In 2019, a record of over 9,000 individual retailers closed their doors for good, according to Coresight Research. Traditional regional shopping mall anchors like JCPenney, Macy’s, Gap, Charlotte Russe, Bath & Body Works were hit hard, and 2020 is expected to be far worse.

Thankfully, industrious developers are already getting creative, turning these multimillion-square-foot echo chambers into value-generating assets.

Here are three more abandoned or nearly empty malls that could begin a new life as innovative multifamily developments.

Regional super malls, once thriving centers of community and commerce, lay dormant in 2020. (Source: Wikimedia Commons).

Fiesta Mall (1.2 million SF) – Phoenix, Arizona

Back in the 1980s, Fiesta Mall was the retail jewel of the metro’s burgeoning East Valley suburbs; public concerts at the mall (including an appearance by Avril Lavigne) once drew thousands of attendees.
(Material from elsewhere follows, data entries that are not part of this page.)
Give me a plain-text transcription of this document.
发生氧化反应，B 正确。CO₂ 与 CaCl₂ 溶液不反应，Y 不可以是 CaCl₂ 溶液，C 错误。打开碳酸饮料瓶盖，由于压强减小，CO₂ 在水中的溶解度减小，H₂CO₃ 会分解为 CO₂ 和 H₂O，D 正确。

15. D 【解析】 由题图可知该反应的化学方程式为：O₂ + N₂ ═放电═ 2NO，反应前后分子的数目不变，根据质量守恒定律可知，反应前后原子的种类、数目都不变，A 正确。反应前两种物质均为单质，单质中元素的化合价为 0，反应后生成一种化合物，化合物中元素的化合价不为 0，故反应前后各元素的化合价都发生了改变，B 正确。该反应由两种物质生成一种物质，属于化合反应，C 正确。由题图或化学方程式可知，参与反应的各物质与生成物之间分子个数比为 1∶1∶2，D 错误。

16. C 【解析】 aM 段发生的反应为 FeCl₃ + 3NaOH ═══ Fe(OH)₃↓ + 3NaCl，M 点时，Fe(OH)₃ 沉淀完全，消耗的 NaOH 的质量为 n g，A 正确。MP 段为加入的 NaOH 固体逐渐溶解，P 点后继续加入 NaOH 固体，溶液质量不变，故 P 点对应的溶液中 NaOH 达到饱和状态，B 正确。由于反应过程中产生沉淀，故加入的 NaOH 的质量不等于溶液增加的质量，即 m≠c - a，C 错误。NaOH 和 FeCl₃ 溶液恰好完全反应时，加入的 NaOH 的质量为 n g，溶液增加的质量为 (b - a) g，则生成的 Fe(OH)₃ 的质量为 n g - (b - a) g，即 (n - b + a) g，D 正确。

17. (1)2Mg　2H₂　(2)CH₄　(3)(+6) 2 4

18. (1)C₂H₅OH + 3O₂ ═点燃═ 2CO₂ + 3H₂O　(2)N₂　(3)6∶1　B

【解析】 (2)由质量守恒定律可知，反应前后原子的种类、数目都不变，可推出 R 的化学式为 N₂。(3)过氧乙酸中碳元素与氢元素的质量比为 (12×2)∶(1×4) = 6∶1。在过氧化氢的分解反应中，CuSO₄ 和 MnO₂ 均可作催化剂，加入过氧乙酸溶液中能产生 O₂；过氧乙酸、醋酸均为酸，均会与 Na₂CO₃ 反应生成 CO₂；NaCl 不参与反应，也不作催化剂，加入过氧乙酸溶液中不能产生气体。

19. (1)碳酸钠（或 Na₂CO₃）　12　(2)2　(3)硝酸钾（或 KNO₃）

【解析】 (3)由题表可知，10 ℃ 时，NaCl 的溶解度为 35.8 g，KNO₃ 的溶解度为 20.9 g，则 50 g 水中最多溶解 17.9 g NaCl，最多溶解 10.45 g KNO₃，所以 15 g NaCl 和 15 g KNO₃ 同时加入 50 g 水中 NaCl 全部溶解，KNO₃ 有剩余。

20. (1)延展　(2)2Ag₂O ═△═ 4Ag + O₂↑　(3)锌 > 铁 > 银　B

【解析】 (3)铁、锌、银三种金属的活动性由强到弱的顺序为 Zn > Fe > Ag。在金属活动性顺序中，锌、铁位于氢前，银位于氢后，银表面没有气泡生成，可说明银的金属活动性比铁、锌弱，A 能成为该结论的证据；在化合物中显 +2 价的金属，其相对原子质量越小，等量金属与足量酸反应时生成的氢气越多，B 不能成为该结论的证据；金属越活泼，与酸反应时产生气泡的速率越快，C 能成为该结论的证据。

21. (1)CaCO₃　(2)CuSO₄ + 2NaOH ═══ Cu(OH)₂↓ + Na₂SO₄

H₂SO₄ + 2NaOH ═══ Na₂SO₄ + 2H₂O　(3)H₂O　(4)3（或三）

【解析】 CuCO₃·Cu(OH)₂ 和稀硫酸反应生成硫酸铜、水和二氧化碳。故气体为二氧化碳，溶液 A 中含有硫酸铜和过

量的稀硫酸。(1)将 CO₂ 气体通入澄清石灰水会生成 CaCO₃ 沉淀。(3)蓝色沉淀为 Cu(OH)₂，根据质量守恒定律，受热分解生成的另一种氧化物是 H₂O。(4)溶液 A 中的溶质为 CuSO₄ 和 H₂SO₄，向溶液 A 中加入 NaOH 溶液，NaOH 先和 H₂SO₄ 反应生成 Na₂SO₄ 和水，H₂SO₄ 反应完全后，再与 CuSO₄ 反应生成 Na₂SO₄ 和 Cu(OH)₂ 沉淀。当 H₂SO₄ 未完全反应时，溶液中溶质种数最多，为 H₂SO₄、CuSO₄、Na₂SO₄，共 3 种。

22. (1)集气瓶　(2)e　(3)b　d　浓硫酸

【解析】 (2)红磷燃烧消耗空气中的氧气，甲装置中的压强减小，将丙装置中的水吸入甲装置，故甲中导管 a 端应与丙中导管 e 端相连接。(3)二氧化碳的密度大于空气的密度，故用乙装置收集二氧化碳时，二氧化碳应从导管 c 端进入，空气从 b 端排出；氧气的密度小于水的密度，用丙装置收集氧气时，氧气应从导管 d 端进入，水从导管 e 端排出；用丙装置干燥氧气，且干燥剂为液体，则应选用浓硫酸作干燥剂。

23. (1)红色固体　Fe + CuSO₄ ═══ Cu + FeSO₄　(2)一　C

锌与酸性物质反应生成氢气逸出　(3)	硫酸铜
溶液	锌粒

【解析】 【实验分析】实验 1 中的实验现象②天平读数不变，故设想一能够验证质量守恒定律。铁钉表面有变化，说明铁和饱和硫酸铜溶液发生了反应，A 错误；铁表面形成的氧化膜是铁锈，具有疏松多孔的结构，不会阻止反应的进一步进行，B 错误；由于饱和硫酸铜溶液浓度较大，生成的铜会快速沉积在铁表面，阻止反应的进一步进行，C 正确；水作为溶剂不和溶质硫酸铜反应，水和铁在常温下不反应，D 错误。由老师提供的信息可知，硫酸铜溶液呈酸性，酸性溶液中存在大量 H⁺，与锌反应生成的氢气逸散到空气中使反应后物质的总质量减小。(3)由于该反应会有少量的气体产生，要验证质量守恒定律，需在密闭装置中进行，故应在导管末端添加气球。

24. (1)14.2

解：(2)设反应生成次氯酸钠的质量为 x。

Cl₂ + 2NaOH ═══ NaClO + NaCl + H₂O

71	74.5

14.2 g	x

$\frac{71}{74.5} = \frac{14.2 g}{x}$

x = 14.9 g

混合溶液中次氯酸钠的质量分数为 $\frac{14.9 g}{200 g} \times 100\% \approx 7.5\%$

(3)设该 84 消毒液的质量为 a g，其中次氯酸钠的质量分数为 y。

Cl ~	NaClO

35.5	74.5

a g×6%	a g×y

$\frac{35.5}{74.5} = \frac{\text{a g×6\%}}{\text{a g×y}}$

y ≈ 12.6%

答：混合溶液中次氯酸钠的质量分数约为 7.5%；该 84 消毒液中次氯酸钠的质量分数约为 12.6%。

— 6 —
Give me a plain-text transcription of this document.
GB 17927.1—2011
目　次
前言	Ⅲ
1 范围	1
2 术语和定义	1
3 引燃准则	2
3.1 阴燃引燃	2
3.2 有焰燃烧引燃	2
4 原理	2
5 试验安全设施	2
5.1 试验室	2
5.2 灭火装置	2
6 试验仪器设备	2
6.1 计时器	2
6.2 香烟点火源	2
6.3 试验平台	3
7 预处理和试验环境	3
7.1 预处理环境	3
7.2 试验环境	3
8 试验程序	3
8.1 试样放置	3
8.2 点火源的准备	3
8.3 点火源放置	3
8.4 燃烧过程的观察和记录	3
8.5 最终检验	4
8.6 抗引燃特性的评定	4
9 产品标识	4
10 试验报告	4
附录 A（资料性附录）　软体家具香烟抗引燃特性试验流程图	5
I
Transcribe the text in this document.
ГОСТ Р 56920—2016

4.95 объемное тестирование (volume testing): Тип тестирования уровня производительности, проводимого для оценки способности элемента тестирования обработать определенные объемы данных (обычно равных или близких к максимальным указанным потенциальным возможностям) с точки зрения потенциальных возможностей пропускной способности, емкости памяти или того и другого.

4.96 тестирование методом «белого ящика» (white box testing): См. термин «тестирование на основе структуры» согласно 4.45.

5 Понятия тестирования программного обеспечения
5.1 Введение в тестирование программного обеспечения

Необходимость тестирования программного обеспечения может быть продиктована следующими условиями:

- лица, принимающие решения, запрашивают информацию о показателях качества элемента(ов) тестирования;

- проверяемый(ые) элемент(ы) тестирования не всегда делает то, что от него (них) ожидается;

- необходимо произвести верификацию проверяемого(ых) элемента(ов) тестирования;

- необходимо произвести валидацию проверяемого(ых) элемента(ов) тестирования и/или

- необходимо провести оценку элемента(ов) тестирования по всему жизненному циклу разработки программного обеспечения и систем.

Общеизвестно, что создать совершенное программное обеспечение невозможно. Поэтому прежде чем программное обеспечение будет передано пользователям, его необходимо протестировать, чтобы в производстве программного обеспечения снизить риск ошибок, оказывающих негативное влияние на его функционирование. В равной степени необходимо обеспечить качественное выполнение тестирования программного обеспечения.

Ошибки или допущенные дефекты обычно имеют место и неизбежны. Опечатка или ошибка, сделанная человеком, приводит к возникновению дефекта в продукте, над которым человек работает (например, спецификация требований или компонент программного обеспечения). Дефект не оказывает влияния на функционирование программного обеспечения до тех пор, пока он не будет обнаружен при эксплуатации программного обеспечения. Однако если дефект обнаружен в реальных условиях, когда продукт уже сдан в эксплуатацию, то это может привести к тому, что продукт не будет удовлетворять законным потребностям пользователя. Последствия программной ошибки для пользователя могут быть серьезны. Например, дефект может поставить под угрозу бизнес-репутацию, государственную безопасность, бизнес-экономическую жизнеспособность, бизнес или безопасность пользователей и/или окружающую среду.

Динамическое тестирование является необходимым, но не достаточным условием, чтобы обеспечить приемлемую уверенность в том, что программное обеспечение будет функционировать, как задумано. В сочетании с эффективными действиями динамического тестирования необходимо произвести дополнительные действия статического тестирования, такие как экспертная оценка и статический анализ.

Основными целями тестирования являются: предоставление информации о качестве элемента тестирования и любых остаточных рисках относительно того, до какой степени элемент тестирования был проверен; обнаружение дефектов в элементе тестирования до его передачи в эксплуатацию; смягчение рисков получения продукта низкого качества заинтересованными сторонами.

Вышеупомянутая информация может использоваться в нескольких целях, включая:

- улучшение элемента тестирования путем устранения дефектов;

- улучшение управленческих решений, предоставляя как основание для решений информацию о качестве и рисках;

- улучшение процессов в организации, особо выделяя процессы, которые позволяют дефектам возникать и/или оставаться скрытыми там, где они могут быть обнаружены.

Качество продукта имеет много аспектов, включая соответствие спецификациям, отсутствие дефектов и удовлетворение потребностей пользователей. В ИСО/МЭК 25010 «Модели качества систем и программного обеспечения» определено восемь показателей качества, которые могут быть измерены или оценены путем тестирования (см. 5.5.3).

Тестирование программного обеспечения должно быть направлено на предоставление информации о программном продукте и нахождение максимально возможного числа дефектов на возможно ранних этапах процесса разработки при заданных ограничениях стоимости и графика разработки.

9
Significant competition in the early 2000s pushed the mall to the brink until it finally was closed permanently in 2018.

Today, the surrounding submarket continues to experience strong annual rent growth thanks to the ongoing influx of jobs and people moving into the metro. The former mall’s location next to a major highway also highlights an opportunity to meet the demands of commuters and service industry renters alike.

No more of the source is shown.